My dentist and hygienist tell me at every visit, “Keep up the flossing.” And I do, even though not everyone agrees about the benefits of the practice. Those who favor it think, In addition to the potential for reducing cavities and gum disease, flossing makes their mouths feel fresher, cleaner.
Flossing seems to have become wide-spread in the 80s. Prior to that time, I can’t remember a dentist pushing the practice nonstop. And late in that decade a variation made its mass-market debut—the flosser pick. Pretty clever. It eliminates the onerous chore of pulling out the floss, cutting it, twining it around your fingers. Plus it often comes on colorful and artistically designed holders.

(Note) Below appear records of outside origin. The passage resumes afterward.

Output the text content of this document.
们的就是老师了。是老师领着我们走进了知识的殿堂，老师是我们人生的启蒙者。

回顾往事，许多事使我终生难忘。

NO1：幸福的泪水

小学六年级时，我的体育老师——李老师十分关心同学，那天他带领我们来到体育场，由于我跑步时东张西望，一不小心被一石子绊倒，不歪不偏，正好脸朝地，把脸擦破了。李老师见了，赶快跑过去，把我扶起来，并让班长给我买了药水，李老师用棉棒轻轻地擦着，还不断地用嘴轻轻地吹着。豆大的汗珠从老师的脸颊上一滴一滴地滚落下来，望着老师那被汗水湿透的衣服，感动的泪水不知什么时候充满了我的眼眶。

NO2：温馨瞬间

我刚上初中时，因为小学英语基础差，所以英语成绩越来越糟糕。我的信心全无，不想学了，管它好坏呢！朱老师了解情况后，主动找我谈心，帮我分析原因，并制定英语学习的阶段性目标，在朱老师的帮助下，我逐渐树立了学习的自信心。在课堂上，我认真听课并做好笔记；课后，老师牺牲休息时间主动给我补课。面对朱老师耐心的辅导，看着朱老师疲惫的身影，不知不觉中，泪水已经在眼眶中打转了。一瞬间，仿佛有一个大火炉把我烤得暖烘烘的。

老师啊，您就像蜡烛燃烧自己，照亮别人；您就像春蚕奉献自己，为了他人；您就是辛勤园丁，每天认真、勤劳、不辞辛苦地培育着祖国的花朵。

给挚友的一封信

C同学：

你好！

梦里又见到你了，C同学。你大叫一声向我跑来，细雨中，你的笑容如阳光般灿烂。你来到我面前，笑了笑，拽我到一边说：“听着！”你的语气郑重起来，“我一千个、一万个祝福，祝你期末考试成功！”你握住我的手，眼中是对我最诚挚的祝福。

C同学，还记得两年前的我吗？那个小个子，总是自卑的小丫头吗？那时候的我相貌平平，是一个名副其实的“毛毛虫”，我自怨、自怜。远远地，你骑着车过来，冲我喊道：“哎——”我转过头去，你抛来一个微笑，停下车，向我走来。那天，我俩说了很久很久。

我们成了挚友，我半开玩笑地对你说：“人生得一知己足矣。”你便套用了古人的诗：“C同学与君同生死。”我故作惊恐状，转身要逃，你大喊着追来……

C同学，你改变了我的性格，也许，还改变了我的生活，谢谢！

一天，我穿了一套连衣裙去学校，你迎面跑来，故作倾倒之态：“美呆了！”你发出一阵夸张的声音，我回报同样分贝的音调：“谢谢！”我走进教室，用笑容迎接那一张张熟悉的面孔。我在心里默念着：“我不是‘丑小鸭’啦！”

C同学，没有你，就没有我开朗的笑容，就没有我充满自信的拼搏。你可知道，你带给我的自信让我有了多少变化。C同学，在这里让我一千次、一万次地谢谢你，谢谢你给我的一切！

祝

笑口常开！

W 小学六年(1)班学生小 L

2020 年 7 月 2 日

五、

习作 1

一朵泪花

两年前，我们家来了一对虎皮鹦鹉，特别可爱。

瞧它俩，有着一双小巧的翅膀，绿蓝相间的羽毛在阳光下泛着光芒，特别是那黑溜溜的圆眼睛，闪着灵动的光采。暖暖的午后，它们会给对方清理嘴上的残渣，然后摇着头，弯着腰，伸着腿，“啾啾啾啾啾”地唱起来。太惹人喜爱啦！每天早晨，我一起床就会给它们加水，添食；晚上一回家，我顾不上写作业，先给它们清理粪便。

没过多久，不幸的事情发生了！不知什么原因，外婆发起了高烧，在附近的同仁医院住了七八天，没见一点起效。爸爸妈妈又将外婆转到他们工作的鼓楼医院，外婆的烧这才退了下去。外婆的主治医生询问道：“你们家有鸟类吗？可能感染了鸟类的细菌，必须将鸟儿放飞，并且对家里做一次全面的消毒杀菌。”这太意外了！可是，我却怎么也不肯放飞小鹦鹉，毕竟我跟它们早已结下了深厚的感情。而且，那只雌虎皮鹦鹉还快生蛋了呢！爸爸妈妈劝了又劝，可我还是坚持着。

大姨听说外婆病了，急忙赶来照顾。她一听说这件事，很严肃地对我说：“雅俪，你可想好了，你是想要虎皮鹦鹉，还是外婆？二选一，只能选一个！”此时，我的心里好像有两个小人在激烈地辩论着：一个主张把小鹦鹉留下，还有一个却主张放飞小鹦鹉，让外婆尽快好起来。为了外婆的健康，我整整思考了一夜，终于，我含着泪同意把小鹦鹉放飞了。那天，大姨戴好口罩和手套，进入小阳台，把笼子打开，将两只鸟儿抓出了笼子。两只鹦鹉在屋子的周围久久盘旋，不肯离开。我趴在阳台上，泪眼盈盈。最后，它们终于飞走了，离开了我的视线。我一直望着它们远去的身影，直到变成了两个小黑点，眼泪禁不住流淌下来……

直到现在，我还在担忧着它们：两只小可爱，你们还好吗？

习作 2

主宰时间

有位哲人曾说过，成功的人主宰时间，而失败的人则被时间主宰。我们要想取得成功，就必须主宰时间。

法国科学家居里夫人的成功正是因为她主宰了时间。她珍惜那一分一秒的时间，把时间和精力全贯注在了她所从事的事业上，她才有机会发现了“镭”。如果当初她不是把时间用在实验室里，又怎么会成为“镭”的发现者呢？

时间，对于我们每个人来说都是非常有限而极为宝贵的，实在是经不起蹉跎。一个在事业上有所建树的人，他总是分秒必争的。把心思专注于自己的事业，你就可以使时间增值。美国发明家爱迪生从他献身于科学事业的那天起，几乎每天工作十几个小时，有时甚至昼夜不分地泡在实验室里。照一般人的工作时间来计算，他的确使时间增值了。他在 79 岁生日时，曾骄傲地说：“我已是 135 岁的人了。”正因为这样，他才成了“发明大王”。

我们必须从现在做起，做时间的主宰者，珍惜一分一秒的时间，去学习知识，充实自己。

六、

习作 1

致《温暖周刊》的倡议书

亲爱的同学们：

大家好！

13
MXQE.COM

Therein lies the problem. Flosser picks are so cute, so appealing, thousands are using the tools in any location they find themselves. They then abandon the devices, dropping them randomly everywhere. I happen to see the ones outside. They dot sidewalks, parks, beaches, gutters, streets, playgrounds.
I wonder if our collective dental health has improved significantly with the proliferation of flosser picks. Perhaps they’ve simply become substitutes for cigarettes. Many of us seem to be orally fixated. Since we can’t suck our thumbs in public, we substitute food, gum, nail biting. And cigarettes. Now that cigarette smoking is frowned upon socially, have people switched in flosser picks?
I’ve got to believe that flosser picks are just as much litter problems as cigarette butts. They’re not biodegradable, they’re ugly once abandoned, they can stab toes and soles, and animal health would be threatened should any ingest the flosser picks. In the litter competition, flosser picks are challenging the butt’s domination.
Here’s the kicker: you may pat yourself on the back that you’re using flosser picks even if they create a bit of litter. But experts say picks aren’t as effective as the old fashioned string floss. So don’t break your arm congratulating yourself.